Dix rose. “That reminds me. I need to speak to my sons, see what they’re up to and hope they’re telling me the truth.”
“Say hello for me,” Ruth called after him. She added, “Hey, Sean, I hear you’re going to go check out the courthouse with your granddad this morning.”
Cheney and Julia appeared in the kitchen doorway. They looked well-rested, and relaxed, and Julia’s eyes were shining.

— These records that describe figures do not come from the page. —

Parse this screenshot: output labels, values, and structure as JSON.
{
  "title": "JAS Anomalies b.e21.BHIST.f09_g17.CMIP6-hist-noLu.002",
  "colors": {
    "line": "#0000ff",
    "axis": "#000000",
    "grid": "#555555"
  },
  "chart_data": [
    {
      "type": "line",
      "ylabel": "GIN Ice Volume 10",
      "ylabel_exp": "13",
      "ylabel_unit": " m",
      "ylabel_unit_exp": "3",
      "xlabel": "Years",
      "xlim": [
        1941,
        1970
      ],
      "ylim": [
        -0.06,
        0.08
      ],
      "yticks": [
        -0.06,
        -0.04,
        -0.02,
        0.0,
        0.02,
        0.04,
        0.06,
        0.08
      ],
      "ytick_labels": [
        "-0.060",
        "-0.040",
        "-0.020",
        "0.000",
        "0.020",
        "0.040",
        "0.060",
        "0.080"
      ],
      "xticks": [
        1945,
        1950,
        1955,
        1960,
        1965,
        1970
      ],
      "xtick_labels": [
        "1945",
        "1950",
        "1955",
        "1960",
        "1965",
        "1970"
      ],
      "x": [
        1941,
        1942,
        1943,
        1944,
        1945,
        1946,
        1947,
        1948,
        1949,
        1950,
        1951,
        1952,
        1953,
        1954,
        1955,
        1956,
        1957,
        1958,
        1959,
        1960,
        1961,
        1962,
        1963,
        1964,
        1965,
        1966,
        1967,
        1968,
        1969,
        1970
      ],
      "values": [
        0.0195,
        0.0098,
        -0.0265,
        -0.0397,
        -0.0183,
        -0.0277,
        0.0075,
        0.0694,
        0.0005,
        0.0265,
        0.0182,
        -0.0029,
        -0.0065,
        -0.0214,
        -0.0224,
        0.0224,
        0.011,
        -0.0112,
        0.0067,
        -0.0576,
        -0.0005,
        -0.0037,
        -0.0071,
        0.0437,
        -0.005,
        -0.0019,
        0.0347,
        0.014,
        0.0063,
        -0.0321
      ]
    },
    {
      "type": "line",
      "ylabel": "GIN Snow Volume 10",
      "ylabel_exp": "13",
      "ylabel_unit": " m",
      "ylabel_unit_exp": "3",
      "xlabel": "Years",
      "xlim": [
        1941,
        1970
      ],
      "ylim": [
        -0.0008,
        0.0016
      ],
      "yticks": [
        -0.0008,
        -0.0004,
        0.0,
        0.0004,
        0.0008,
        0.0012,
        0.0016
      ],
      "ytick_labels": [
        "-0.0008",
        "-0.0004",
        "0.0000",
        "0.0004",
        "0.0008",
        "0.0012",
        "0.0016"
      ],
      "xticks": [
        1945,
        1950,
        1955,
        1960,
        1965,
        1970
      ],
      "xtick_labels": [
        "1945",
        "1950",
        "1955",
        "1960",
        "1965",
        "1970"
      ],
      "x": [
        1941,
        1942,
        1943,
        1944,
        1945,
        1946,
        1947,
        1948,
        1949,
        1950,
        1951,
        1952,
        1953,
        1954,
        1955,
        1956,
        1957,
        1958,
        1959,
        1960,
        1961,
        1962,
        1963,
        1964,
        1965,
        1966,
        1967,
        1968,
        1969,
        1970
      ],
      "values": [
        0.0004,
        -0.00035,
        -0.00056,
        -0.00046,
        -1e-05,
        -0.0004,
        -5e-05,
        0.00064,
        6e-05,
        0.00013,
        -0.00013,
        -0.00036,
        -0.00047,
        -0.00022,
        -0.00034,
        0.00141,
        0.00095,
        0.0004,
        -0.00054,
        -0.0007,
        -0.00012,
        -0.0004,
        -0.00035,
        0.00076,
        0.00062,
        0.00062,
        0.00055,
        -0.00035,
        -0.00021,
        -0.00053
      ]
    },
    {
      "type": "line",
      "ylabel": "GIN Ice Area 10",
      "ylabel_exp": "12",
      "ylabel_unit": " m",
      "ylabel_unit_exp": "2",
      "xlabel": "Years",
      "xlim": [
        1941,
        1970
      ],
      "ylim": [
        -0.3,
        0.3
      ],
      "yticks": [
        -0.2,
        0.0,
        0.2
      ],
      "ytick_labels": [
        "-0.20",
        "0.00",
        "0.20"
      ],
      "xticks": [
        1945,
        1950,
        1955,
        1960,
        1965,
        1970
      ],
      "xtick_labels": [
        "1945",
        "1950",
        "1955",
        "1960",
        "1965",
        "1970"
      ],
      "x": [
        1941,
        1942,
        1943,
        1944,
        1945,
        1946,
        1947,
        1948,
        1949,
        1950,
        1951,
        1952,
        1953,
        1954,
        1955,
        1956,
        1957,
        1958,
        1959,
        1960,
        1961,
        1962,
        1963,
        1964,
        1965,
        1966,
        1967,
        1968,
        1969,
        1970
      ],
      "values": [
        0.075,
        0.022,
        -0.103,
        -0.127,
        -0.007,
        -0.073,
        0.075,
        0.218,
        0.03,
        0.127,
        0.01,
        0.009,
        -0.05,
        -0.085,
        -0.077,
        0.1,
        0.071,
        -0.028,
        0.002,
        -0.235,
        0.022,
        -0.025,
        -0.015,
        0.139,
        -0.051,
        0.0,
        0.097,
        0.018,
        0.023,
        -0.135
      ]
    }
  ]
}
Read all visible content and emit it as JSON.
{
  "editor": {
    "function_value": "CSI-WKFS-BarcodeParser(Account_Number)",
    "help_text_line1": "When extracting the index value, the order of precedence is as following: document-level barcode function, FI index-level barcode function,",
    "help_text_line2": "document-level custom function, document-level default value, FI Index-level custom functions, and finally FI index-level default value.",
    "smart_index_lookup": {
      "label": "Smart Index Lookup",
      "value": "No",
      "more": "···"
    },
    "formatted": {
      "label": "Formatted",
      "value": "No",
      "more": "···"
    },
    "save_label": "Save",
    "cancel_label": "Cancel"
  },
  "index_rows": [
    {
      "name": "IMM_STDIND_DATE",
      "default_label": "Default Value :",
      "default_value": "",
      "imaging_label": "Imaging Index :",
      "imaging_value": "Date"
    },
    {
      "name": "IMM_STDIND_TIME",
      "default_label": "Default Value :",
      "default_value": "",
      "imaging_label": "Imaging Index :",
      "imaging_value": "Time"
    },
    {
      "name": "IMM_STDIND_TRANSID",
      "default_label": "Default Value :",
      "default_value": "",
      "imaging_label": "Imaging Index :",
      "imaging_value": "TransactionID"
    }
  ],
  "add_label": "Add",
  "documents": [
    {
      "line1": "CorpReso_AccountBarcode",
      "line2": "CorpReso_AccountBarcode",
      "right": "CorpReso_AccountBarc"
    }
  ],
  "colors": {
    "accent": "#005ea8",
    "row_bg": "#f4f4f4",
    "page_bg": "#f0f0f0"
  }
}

Nothing like full-bodied discussions to jump-start a person’s day, Ruth thought.
Cheney’s cell phone rang, and he turned away.
When Cheney walked back into the kitchen, he took a quick look at Sean, and said, “That was Makepeace. He told me where Kathryn Golden is. He told me to come get the worthless idiot, she’s of no use to him at all. She’s at the Mariner Hotel in Palo Alto, Room 415.”
“It’s obviously a trap,” Savich said.
“Yes, but it doesn’t matter,” Julia said. “We have to go get her. Let me get my jacket, Cheney.”